The only control with whom we work is Mac himself. Sometimes it gets a little complicated, and he must feel like a juggler with a dozen airborne plates; but most of our operations are pretty straightforward, and he just points us in the right direction, gives us a gun and shove, and lets us run.
The makeup man stepped back, gave me a professional scrutiny, and said, “It is finished. As well as it can be done in so short a time. You wish to see yourself?”
I said, “I wish to see myself.”
The hand mirror he gave me showed that I’d gained some years, turned as gray as Mac, and lost some hair.
“Very distinguished, no?” the makeup man said.

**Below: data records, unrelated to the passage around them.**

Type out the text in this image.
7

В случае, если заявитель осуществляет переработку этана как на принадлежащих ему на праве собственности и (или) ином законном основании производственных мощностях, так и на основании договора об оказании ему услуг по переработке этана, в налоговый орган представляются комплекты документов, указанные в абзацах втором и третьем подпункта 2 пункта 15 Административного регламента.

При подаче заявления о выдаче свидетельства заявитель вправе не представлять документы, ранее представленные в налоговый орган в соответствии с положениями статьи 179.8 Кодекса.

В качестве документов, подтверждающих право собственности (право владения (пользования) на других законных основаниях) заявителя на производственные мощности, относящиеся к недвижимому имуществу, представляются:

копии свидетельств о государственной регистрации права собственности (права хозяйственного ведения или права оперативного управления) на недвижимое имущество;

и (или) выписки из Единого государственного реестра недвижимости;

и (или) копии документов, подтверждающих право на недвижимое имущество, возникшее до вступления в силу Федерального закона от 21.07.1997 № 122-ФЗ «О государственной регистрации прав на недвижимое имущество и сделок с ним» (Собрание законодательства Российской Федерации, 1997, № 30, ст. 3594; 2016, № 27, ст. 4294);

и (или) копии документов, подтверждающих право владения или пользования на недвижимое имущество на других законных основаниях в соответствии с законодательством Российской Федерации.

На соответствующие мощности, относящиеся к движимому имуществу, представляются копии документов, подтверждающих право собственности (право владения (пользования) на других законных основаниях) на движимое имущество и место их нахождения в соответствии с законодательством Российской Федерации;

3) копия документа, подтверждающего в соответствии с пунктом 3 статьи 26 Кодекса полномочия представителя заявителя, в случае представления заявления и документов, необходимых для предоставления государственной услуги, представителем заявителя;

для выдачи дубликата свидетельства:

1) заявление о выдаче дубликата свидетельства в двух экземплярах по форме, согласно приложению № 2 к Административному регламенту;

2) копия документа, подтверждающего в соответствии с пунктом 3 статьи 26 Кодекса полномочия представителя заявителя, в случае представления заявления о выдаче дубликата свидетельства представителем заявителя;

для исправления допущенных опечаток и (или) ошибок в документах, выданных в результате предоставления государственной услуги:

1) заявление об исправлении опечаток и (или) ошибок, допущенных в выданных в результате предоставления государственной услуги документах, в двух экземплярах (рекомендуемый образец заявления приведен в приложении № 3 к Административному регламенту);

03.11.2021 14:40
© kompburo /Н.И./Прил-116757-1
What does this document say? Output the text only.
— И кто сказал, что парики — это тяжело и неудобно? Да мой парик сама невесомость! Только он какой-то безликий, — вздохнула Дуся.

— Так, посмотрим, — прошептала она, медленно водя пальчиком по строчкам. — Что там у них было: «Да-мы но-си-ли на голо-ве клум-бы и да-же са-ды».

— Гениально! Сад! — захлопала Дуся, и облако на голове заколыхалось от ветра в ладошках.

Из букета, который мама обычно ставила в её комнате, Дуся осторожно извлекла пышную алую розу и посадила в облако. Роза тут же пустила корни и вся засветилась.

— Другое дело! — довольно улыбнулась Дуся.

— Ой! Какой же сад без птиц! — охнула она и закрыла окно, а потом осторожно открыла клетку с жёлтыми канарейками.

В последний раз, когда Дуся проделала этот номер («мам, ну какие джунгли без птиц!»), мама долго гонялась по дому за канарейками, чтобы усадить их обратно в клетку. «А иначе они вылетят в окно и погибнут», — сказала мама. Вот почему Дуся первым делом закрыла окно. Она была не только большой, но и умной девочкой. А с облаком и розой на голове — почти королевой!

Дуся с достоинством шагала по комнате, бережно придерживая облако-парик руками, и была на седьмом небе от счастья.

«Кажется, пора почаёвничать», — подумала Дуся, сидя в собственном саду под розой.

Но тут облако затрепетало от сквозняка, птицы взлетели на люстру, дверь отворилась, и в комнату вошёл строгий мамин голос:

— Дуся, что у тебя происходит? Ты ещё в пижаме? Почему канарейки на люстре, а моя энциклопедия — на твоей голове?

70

He was a nice enough little man and good at his job. I guess my only objection to what he’d done was that I seemed to age quite fast enough without help; I didn’t need a hair-dye expert pushing me towards senility.
“Swell,” I said. “Looking in the mirror, I could almost believe my name was Buffalo Bill, and I went in for cowboy boots and bolo ties.”
“A fine job, Arthur,” Mac said. “That’s all.” He watched the little man pick up his tools and bottles and hurry out; then he smiled faintly. “Mr. Somerset is going to complain that the resemblance is not really very great. I did not want Arthur to hear it. He’s a very sensitive artist.”
‘‘Yes, sir.’’ I couldn’t help thinking that I’d never noticed him worrying about my sensitivity. Well, maybe I’m not an artist.
Mac spoke in a different tone, and I knew we were getting down to the business for which he’d come here. “You will do whatever Mr. Somerset requires, Eric, in the manner in which he requires it done, with one reservation. You will keep in mind that we want a man who calls himself Sabádo, no description available. The reason for Señr Sabádo’s unpopularity does not concern you. You’re about to be sent into Mexico. While you’re down there impersonating a loving bridegroom, keep your ears open for that name. We have reason to think that Sabádo is closely involved in the problem with which you’ll be asked to deal there; I’ll let Warren Somerset brief you on that. However, when you have determined the identity of Señor Sabádo, you are to find the man and make the touch even if it has to be done at the expense of Mr. Somerset and his operation. If you act with reasonable discretion, the Mexican authorities will be careful to look the other way. Do I make myself clear?”